I don't have a specific solution for you yet, but I can point you in the right direction.
I threw your code into irb and ran it through RubyProf. RubyProf will tell you where the bottlenecks in your code are and help you optimize it.
I copied your code into IRB, then ran the following script:
require 'ruby-prof'
result = RubyProf.profile do
20.sum_combination
end
printer = RubyProf::FlatPrinter.new(result)
printer.print(STDOUT)
The output is:
%self total self wait child calls name
37.03 0.160 0.096 0.000 0.064 15390 Array#hash
24.57 0.064 0.064 0.000 0.000 104648 Kernel#hash
12.37 0.055 0.032 0.000 0.023 11754 Array#eql?
8.71 0.023 0.023 0.000 0.000 36146 Numeric#eql?

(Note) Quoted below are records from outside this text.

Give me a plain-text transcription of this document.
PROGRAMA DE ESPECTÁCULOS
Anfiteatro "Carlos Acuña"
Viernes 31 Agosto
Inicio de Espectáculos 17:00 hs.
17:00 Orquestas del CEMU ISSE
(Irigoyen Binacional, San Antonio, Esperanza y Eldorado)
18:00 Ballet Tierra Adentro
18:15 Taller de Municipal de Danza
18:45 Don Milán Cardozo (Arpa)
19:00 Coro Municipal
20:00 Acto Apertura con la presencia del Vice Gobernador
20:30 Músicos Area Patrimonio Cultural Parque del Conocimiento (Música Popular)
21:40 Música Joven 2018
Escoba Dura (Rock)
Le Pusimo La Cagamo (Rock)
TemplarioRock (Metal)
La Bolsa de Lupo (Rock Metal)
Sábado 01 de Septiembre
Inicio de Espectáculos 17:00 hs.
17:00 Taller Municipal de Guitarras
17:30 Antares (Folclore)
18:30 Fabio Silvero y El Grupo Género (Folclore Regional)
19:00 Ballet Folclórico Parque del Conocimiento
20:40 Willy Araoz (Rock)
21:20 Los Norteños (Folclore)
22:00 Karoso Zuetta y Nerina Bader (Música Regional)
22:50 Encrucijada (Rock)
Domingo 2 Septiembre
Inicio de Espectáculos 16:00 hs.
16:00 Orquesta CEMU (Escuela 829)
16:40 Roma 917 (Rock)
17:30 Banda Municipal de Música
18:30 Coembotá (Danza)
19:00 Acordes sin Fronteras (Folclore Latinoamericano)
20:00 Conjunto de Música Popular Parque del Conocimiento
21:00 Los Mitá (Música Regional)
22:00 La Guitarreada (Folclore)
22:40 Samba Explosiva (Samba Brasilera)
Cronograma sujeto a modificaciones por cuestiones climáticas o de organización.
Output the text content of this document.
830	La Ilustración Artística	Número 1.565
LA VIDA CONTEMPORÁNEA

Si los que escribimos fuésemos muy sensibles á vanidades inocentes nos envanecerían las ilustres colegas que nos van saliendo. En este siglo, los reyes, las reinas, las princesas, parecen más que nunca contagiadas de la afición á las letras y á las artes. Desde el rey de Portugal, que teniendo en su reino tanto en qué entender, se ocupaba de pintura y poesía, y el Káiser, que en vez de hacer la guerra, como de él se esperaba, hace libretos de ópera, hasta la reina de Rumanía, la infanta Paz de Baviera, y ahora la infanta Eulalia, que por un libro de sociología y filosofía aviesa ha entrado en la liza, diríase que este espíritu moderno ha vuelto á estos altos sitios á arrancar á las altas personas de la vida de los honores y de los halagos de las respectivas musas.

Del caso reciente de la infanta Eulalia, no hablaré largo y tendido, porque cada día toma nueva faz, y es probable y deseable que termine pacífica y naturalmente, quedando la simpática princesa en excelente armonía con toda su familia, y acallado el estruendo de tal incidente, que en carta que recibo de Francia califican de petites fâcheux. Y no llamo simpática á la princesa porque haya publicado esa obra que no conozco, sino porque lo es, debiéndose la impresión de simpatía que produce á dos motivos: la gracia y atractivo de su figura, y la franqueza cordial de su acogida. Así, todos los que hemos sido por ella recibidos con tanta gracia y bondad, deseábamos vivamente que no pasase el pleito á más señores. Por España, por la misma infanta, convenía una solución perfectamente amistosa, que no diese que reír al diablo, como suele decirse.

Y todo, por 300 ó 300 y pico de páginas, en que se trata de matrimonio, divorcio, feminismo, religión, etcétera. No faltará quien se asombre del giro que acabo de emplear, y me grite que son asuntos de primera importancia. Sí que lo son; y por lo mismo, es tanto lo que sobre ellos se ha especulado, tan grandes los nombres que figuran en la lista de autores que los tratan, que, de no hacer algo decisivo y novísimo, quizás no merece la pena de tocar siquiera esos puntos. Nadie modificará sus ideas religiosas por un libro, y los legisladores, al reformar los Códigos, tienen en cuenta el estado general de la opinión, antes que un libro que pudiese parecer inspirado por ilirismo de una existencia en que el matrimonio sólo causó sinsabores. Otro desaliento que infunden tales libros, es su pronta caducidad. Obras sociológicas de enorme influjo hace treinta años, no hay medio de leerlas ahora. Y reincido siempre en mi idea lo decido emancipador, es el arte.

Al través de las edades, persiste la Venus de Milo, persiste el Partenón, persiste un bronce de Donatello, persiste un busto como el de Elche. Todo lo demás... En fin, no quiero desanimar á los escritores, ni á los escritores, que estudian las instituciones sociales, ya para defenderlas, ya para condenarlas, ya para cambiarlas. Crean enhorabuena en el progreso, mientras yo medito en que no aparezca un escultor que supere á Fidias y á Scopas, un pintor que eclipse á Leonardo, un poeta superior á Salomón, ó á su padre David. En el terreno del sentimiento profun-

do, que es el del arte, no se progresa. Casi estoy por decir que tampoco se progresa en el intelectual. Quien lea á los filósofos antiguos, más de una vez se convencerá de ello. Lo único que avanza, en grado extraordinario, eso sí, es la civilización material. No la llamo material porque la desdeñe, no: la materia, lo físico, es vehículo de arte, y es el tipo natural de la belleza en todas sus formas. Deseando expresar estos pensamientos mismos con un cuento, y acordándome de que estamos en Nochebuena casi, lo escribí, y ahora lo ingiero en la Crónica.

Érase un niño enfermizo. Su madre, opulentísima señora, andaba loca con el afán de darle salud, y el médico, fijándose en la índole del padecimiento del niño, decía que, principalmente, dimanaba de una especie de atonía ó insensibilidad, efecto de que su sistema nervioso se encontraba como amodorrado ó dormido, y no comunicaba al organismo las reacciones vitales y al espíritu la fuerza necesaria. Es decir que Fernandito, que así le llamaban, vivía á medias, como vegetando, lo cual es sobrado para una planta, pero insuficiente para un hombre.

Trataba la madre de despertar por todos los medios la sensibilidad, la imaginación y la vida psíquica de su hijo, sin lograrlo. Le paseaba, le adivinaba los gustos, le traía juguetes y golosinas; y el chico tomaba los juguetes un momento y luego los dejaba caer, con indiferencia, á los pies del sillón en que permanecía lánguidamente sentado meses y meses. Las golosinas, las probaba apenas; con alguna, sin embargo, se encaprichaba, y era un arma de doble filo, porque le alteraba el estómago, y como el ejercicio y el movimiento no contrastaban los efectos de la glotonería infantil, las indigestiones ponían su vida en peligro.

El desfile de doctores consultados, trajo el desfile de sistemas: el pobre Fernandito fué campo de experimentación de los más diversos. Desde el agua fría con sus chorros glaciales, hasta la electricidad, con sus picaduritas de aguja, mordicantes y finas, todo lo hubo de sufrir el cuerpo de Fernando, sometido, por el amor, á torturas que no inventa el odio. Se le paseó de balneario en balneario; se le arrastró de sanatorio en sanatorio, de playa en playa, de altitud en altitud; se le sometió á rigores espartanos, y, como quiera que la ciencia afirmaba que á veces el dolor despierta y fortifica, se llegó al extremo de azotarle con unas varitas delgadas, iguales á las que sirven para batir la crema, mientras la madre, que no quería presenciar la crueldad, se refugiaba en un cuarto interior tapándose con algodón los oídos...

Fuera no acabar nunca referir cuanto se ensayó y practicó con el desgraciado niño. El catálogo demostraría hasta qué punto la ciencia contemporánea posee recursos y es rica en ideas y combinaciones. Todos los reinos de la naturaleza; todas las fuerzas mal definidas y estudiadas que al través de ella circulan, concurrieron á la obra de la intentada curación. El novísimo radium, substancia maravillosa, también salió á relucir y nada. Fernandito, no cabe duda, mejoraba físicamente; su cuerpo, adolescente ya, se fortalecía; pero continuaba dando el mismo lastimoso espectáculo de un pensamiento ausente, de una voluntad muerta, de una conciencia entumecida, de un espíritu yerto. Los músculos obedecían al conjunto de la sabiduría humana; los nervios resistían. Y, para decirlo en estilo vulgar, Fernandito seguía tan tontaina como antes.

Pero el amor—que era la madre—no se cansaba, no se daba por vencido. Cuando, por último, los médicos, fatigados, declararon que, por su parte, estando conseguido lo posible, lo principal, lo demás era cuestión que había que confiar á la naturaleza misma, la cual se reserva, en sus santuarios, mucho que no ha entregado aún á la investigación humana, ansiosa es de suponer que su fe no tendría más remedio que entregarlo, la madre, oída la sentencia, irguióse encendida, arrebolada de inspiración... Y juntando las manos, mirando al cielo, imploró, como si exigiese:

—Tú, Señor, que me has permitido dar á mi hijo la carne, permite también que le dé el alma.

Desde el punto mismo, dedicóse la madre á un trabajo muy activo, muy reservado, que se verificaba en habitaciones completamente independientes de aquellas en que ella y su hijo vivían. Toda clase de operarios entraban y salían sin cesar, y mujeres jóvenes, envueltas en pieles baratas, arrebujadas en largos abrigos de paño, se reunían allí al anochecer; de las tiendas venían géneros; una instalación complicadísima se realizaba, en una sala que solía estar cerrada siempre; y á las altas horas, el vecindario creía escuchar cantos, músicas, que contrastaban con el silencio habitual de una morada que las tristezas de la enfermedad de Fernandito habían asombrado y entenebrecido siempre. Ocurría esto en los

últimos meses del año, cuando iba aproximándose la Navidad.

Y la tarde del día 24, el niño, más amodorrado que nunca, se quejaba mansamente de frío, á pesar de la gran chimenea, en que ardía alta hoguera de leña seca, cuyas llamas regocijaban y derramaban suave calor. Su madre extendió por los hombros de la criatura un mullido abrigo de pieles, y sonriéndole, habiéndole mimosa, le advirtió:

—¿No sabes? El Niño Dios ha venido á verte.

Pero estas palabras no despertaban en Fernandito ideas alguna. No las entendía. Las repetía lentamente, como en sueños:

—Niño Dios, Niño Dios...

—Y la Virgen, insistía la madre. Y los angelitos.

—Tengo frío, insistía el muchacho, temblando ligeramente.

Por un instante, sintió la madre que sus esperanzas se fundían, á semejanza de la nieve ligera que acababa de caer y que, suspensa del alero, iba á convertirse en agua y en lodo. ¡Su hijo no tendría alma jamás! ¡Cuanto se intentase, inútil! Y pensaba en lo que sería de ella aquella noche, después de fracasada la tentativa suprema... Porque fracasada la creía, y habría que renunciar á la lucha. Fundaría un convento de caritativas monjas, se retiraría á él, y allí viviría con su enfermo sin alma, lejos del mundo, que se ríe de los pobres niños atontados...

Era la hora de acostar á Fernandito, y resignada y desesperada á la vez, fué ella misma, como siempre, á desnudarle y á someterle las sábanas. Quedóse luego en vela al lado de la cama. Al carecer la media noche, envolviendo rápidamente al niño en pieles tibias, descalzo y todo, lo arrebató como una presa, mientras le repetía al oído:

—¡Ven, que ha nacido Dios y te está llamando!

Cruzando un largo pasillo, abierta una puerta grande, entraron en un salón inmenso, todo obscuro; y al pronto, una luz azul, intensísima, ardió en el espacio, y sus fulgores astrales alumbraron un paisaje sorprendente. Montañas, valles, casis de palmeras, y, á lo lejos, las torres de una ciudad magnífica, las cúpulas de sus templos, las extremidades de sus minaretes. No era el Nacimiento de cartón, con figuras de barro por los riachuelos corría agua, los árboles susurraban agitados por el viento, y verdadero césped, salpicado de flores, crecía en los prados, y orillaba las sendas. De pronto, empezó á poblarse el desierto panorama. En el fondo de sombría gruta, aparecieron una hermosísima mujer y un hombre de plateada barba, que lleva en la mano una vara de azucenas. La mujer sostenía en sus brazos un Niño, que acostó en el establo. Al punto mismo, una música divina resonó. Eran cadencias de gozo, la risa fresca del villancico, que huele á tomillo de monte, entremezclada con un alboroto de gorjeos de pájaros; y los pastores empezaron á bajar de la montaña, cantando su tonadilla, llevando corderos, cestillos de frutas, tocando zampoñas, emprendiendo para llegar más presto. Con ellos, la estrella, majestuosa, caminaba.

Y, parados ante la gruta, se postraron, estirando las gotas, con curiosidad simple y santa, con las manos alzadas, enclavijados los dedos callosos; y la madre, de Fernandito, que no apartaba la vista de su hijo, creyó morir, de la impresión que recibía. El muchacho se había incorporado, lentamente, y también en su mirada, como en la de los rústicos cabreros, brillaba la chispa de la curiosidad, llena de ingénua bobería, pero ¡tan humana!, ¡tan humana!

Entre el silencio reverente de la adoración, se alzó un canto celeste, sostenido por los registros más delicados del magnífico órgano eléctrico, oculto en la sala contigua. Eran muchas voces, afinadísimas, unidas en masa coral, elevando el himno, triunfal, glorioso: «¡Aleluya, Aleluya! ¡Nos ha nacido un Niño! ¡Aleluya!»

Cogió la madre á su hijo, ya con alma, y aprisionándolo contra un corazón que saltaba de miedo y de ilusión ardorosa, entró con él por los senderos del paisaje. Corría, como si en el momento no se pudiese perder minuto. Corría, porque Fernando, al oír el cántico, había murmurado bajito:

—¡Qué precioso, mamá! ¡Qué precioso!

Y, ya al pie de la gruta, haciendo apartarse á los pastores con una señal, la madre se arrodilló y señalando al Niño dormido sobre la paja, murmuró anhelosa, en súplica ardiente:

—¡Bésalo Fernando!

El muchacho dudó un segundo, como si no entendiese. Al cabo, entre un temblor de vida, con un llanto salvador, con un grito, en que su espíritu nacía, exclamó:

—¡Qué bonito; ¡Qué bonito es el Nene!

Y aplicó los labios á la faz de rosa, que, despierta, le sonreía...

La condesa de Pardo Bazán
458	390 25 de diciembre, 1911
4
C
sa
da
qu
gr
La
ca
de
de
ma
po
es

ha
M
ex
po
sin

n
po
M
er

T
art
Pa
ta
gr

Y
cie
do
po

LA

6.74 0.233 0.018 0.000 0.216 17 Array#uniq
6.31 0.026 0.016 0.000 0.009 98 Array#map
3.59 0.009 0.009 0.000 0.000 7695 Array#sort
0.16 0.000 0.000 0.000 0.000 636 Fixnum#==
0.15 0.000 0.000 0.000 0.000 17 Array#flatten
0.04 0.260 0.000 0.000 0.260 1 Object#irb_binding
0.02 0.260 0.000 0.000 0.260 99 *Integer#sum_combination
0.01 0.000 0.000 0.000 0.000 17 Float#ceil
0.01 0.000 0.000 0.000 0.000 17 Hash#[]=
0.01 0.000 0.000 0.000 0.000 17 Fixnum#/
0.01 0.200 0.000 0.000 0.200 34 *Integer#downto
0.00 0.200 0.000 0.000 0.200 17 *Enumerator#each
0.00 0.200 0.000 0.000 0.200 17 *Enumerable#map
As you can see, the vast majority of your time is spent in #hash and #eql?, which are called by sort, uniq, and possibly flatten. That suggests that finding ways to avoid uniquifying the data until you've completed the algorithm would be much more efficient.
If you can refactor your code to avoid calling sort, flatten, and uniq on every run, that would speed things up significantly.